Utilizing Technology and Instilling a Sense of Place
In its teacher institutes, the aquarium introduced science projects that helped both educators and students develop a sense of place within their community. Staff members observed that when people feel connected to a place, they are more likely to care about conservation. For these teachers, the Monterey Bay was their place. Teachers were introduced to curriculum from a local perspective through field based experiences, learning about California’s Rocky Shore, Kelp Forest, and Sandy Shore. The aquarium developed 75 percent of institute curricula to be flexible and translatable across any habitat—ocean, forest, beach, or schoolyard. Programs examined how human actions affect their “place”—oceans, local environment, grasslands, lakes, rivers, and more.
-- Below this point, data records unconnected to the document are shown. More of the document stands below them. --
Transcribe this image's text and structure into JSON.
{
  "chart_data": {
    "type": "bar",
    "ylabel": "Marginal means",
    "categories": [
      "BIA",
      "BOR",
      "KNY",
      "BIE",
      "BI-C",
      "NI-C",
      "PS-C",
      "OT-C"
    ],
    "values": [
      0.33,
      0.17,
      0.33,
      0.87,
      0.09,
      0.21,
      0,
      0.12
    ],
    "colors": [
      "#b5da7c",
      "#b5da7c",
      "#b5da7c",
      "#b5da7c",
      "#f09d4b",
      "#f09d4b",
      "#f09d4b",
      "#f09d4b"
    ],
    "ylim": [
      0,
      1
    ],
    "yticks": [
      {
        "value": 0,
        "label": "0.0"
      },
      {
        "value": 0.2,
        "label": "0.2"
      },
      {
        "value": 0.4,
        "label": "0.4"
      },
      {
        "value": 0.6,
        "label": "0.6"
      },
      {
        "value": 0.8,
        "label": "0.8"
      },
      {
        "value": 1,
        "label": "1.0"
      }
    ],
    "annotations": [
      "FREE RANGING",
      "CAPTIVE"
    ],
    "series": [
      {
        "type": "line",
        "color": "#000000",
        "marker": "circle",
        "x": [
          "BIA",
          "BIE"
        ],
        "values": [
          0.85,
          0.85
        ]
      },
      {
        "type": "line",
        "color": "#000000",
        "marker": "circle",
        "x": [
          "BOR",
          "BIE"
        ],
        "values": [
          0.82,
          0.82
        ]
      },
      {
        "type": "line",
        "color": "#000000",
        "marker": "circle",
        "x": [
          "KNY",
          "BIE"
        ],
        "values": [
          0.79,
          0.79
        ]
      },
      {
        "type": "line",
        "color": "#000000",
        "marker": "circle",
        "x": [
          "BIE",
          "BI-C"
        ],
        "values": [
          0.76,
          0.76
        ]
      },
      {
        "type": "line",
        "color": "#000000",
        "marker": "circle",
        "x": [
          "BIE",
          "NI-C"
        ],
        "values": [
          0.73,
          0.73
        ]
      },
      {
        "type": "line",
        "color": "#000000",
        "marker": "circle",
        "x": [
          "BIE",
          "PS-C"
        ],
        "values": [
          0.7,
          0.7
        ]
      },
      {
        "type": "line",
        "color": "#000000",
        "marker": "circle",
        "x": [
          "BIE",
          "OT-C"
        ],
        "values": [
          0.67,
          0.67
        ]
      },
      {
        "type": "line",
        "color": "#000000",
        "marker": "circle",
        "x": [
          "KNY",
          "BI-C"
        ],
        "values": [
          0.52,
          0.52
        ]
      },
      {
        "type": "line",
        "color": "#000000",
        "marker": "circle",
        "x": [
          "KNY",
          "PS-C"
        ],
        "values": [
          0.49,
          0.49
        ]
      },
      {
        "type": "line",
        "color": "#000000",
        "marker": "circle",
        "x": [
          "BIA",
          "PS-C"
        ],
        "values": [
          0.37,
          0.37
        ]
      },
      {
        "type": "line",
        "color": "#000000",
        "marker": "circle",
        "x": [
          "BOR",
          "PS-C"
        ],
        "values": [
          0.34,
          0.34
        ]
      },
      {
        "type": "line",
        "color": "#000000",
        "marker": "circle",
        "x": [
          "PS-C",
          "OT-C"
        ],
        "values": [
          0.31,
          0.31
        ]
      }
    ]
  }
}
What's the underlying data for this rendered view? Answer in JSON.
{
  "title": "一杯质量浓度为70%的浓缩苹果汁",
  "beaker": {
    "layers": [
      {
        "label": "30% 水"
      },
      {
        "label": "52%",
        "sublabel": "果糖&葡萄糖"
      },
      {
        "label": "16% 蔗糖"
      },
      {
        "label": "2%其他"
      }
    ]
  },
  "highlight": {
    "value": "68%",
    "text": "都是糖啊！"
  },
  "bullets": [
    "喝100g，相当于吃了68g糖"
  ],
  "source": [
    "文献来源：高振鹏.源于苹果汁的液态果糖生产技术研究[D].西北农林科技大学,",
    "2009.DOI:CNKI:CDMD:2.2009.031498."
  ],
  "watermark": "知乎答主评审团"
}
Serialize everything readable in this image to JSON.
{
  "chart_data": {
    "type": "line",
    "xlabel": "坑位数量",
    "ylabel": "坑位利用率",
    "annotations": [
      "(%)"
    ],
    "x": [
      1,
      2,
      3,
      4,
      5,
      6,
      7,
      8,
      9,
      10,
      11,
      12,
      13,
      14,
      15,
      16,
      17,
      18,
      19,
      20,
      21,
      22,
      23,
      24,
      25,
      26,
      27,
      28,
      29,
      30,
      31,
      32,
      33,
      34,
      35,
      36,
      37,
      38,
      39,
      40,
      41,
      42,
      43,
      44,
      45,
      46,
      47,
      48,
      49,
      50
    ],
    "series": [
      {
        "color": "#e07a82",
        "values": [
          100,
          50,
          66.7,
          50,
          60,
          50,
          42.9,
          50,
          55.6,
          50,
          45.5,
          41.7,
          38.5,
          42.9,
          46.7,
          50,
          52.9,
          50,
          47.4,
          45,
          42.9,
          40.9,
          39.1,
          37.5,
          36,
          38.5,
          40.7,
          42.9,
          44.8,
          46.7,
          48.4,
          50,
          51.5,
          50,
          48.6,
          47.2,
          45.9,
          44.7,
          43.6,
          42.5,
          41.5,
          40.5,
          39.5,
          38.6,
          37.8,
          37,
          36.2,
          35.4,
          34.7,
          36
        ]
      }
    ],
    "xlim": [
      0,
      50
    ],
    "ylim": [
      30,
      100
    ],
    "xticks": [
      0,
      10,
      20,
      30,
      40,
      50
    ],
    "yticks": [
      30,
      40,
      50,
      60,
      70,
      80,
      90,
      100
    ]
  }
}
A well-received component of the teacher institutes was the technology integration, where teachers learned how to use technology in authentic ways to enhance science education and engage students. Before participating in the program, many teachers were unsure how to use technology in science education beyond applications and games. The institute curriculum demonstrated how they can engage students in social networking during projects with online platforms like MyBigCampus and Edmodo, as well as how to use technology to communicate ideas clearly in presentations. Instead of science reports or posters, teachers learned they could direct students to use technology to create public service announcements or movies that are more compelling. The aquarium purchased iPads that teachers could borrow, reducing the challenges that many districts face in affording and providing access to new technology. Teachers also had access to one-on-one technology coaching by the aquarium’s education technology manager when they reserved equipment to use in their classrooms.
Providing Effective Lessons
Teachers who completed the aquarium’s institutes said that they felt more capable and prepared to do authentic science projects. Before, most of their classroom projects were models, posters, and research sessions; now, they felt comfortable doing science in the field with students. Elementary school teachers who did not have science expertise and felt hesitant due to lack of science emphasis at the elementary level also gained confidence in teaching. The institutes provided volumes of curricula, classroom resources, equipment, and books to support their lessons.
More than 90 percent of teachers indicated that the institute had provided ideas on how to incorporate conservation issues into their teaching. At the end of the year, over half of the teachers reported that their students were more engaged, enthusiastic, and excited learning science in this way. One teacher said of the development program, “This institute showed me that there are so many different ways that the different disciplines of science are interconnected and how we as instructors can help the students draw those connections.”
Through this project, the Monterey Bay Aquarium provided new tools, skills, and support to 472 teachers through 15 year-long teacher institutes, and these teachers, in turn, engaged approximately 57,150 students. Building on these results, the aquarium will continue expanding its professional development programs to help even more students develop a connection to the local environment and gain the basic science and critical thinking skills necessary to be effective citizens and ocean stewards.